Rispetto a quello che sto per trattare, queste reazioni sono a mio parere di un livello di gravità diverso e forse maggiore, caratterizzate da una venatura razzista su cui francamente stenderei un velo di silenzio. Si noti che sono sempre evocate in funzione di un atteggiamento “educativo” (per i figli – dice il primo signore – non è un bello spettacolo vedere tutti i giorni i disabili in carrozzina), per una malintesa attenzione verso di loro. A loro si vuole sempre di più evitare perfino la vista del dolore, della malattia e della disabilità, pensando che le giovani generazioni non debbano sopportarne la vista. Finché alla prima vera difficoltà che si presenta, capita magari che quegli stessi ragazzi crollino. Molto si potrebbe ancora dire su queste reazioni stizzite che mi sembrano davvero il segno di tempi difficili in cui si è un poco persa la dimensione umana, ma vorrei invece passare alle riflessioni che sento più vicine alla mia esperienza di tanti anni di lavoro.

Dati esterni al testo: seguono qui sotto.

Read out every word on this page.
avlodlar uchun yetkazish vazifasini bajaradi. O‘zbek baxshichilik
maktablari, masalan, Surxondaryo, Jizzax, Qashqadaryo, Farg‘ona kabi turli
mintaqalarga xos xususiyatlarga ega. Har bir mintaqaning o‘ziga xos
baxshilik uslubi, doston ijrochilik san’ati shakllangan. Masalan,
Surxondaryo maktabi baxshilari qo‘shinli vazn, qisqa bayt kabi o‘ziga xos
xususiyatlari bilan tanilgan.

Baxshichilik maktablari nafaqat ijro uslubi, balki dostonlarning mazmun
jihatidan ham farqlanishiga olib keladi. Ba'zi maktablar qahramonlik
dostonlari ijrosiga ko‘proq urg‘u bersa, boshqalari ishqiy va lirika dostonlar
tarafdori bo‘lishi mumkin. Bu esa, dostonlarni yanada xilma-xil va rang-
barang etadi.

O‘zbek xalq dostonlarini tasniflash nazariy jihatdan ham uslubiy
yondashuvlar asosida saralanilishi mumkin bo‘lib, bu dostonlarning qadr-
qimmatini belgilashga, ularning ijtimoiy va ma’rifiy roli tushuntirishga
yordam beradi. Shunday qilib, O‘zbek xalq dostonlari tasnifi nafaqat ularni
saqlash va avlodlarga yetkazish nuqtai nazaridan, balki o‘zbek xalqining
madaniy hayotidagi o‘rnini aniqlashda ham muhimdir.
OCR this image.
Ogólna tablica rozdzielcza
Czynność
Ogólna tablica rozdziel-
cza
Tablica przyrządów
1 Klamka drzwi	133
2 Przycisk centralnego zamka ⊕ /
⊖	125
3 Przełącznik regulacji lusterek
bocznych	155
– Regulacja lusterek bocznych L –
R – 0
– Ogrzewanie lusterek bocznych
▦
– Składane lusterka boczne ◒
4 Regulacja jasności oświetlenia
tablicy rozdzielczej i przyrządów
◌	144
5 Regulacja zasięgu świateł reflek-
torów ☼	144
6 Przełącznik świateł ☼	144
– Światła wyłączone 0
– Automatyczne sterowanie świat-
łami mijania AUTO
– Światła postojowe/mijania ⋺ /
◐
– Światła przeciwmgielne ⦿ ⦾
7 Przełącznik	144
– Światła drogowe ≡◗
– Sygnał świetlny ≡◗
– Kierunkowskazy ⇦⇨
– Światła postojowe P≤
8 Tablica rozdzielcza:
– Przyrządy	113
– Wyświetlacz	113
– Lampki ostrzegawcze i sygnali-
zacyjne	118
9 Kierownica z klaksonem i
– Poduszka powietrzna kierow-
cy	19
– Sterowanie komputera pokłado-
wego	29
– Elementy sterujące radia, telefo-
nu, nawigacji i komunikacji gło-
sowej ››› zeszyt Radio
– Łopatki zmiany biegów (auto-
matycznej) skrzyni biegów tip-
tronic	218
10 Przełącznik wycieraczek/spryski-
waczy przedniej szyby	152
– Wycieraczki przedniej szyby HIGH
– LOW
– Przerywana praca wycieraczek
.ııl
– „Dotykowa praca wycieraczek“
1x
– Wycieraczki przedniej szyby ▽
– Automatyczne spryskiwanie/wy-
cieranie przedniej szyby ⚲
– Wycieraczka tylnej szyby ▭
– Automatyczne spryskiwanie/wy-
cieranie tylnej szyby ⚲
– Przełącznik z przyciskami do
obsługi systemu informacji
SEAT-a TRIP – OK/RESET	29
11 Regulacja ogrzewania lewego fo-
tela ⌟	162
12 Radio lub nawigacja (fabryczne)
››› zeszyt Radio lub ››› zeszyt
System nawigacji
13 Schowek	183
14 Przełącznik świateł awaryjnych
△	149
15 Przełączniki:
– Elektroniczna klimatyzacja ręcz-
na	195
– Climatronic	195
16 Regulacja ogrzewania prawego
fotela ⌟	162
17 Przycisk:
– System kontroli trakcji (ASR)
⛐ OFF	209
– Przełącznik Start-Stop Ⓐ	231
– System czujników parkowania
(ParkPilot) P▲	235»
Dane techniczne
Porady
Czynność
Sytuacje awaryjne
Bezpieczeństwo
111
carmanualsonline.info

Se, infatti, negli episodi succitati la reazione dei clienti è stata di fastidio solo per avere accanto a loro dei disabili, quale potrebbe essere – mi chiedo – la reazione al trovare dei disabili nello staff che conduce quell’esercizio, quel ristorante, quella squadra di lavoro?
Questa domanda ce la poniamo da tanti anni, quanti ne sono occorsi per organizzare il ristorante All’Orto de’ Pecci. Credo che questa esperienza ci dia qualche titolo a parlare, anche se vorrei subito escludere da queste mie riflessioni toni trionfalistici o tanto meno definitivi.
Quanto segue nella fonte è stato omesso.